Flirting with the PDA: Congress Must Give Birth to Accommodation Rights that Protect Pregnant Working Women


Amanda Reeves began working for Swift Transportation Company, Inc. (Swift) as a truck driver on August 9, 2002. When she applied for the job, the employer advised her that the position required occasional physical activity, such as bending, twisting, climbing, squatting, crouching, and balancing, and that she would be required to push and pull contents weighing up to 200 pounds. Reeves was physically able to meet the demands of the position when she was hired, and the employer recognized that she was qualified for the job . On November 2, 2002, Reeves learned that she was pregnant, and her doctors determined that she was able to continue working, but restricted her to light work.
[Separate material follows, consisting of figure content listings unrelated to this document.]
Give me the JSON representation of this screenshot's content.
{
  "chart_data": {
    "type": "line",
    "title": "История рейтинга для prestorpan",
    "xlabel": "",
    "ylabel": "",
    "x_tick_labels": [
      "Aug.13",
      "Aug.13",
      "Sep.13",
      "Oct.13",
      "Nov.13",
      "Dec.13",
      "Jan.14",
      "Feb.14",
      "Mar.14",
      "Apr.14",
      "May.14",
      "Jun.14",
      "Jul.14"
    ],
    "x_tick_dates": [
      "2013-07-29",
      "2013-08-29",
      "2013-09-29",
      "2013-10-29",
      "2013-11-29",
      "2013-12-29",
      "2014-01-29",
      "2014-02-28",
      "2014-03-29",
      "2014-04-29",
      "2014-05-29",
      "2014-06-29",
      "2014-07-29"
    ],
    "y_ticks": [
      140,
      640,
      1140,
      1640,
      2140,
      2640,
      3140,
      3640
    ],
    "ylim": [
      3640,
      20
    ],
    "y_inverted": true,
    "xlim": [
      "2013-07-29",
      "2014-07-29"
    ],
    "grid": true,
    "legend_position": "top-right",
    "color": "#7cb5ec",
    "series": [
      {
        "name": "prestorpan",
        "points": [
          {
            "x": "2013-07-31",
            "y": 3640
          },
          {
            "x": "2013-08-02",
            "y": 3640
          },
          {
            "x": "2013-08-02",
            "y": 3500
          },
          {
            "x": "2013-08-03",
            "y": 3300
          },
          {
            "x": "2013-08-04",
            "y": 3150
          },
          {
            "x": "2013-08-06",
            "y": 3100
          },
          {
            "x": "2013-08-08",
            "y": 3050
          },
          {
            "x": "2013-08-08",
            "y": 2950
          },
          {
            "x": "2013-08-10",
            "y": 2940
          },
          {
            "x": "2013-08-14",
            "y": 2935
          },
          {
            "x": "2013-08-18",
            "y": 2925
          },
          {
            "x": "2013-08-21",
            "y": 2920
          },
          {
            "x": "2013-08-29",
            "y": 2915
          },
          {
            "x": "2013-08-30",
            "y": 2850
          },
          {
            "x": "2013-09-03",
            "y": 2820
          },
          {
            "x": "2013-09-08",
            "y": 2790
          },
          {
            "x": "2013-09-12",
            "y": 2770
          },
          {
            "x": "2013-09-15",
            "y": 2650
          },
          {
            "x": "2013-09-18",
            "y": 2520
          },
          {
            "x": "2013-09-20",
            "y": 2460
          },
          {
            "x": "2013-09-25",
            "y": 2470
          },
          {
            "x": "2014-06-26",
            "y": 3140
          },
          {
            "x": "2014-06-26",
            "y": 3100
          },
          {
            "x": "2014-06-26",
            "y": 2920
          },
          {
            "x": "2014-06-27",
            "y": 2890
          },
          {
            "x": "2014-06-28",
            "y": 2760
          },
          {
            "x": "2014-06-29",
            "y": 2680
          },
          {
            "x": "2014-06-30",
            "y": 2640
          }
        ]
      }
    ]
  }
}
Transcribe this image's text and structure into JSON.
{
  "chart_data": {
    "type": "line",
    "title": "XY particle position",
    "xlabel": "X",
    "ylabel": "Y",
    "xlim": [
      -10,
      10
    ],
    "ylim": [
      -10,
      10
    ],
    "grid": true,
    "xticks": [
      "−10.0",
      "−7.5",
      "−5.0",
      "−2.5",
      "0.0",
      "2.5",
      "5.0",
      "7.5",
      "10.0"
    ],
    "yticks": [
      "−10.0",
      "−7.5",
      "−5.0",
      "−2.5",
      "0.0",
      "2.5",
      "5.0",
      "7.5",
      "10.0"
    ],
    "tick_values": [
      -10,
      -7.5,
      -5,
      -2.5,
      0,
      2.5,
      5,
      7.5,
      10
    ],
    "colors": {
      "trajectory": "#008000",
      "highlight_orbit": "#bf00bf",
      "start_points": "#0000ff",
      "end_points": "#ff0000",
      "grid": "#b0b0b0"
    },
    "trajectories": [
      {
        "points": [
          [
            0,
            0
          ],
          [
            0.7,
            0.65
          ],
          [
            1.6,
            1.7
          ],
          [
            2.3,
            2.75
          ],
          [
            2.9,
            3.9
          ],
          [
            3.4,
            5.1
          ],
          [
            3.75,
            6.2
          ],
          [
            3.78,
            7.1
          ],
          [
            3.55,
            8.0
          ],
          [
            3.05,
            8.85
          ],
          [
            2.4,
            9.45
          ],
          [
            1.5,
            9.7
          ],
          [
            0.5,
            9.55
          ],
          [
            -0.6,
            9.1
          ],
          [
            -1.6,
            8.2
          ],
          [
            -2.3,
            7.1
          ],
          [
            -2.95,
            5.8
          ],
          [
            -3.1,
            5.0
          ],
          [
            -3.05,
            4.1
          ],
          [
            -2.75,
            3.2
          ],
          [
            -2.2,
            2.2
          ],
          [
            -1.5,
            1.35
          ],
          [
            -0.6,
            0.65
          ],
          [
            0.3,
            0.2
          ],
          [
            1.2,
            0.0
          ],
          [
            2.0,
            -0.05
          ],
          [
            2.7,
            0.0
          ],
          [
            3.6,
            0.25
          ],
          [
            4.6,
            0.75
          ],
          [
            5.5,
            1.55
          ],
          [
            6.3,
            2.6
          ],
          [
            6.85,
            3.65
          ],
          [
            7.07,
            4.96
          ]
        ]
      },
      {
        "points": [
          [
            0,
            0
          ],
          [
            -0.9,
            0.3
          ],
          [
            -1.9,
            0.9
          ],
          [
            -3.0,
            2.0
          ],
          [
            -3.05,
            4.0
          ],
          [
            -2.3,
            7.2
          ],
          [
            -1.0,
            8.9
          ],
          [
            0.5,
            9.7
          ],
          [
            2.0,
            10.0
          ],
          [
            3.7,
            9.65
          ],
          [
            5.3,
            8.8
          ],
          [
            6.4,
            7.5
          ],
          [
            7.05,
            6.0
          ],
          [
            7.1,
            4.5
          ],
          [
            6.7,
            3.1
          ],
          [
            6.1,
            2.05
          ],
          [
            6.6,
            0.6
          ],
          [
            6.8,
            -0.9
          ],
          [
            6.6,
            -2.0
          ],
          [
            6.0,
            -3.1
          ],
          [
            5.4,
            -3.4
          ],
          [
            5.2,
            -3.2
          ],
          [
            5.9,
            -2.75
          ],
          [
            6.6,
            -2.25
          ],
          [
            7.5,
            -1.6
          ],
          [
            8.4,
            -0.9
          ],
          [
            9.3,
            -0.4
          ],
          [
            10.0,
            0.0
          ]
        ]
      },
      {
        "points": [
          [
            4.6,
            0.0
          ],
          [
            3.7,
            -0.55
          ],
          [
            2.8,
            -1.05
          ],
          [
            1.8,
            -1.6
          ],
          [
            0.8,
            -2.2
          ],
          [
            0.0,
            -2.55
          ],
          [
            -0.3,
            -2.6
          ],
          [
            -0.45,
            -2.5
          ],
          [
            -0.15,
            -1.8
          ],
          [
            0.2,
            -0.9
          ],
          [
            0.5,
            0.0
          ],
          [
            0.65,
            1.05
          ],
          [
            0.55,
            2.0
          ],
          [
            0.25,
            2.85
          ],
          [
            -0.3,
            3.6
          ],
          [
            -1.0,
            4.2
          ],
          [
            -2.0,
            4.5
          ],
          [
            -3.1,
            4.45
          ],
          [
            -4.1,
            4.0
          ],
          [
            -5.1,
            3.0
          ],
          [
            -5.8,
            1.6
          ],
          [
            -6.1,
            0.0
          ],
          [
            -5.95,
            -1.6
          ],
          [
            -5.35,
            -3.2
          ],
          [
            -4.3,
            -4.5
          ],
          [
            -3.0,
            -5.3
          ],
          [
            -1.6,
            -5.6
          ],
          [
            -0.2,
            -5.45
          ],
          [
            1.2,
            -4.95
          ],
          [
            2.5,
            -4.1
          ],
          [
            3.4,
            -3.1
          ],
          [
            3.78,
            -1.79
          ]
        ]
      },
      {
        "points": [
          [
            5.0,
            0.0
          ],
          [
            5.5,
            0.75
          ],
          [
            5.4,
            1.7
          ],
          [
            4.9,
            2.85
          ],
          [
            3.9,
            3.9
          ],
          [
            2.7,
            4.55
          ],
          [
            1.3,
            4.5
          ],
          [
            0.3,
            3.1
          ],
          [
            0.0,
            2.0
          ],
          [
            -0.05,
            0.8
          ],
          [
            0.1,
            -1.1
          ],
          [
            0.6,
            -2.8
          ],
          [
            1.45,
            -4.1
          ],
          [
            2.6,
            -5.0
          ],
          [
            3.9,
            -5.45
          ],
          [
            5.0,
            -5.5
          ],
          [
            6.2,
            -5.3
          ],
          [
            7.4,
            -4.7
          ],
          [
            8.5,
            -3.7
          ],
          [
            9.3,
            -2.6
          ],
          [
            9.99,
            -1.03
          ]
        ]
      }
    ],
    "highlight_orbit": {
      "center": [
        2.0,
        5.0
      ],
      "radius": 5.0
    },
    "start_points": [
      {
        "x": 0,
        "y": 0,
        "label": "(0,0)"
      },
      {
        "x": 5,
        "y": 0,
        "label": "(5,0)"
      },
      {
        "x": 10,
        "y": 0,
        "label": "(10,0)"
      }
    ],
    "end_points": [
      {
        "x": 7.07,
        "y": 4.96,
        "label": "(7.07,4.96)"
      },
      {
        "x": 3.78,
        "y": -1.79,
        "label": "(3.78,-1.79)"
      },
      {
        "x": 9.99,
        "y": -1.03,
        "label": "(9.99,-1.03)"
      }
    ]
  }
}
The employer responded by informing her that there were no available light duty positions and sent her home. Reeves continued to ask for light duty work, but the employer insisted that there was nothing available. After two weeks of daily inquiries for light duty work, her employment was terminated on November 14, 2002. On January 7, 2003, Reeves filed a formal complaint with the Equal Employment Opportunity Commission (EEOC) alleging violations of the Pregnancy Discrimination Act (PDA). During the lawsuit, Swift maintained that only employees injured on the job received light duty work, and since Reeves was not alleging a job-related injury, light duty work in the form of administrative duties, such as filing and answering phones, could not be made available to her. Without a hearing, the circuit court affirmed the district court’s decision that Swift’s light duty policy did not amount to pregnancy discrimination and that Reeves did not prove pretext or intent to discriminate. In fact, the court noted that Reeves’s complaint asked the court to grant her preferential treatment, rather than equal treatment, which conflicts with the requirements of the PDA.”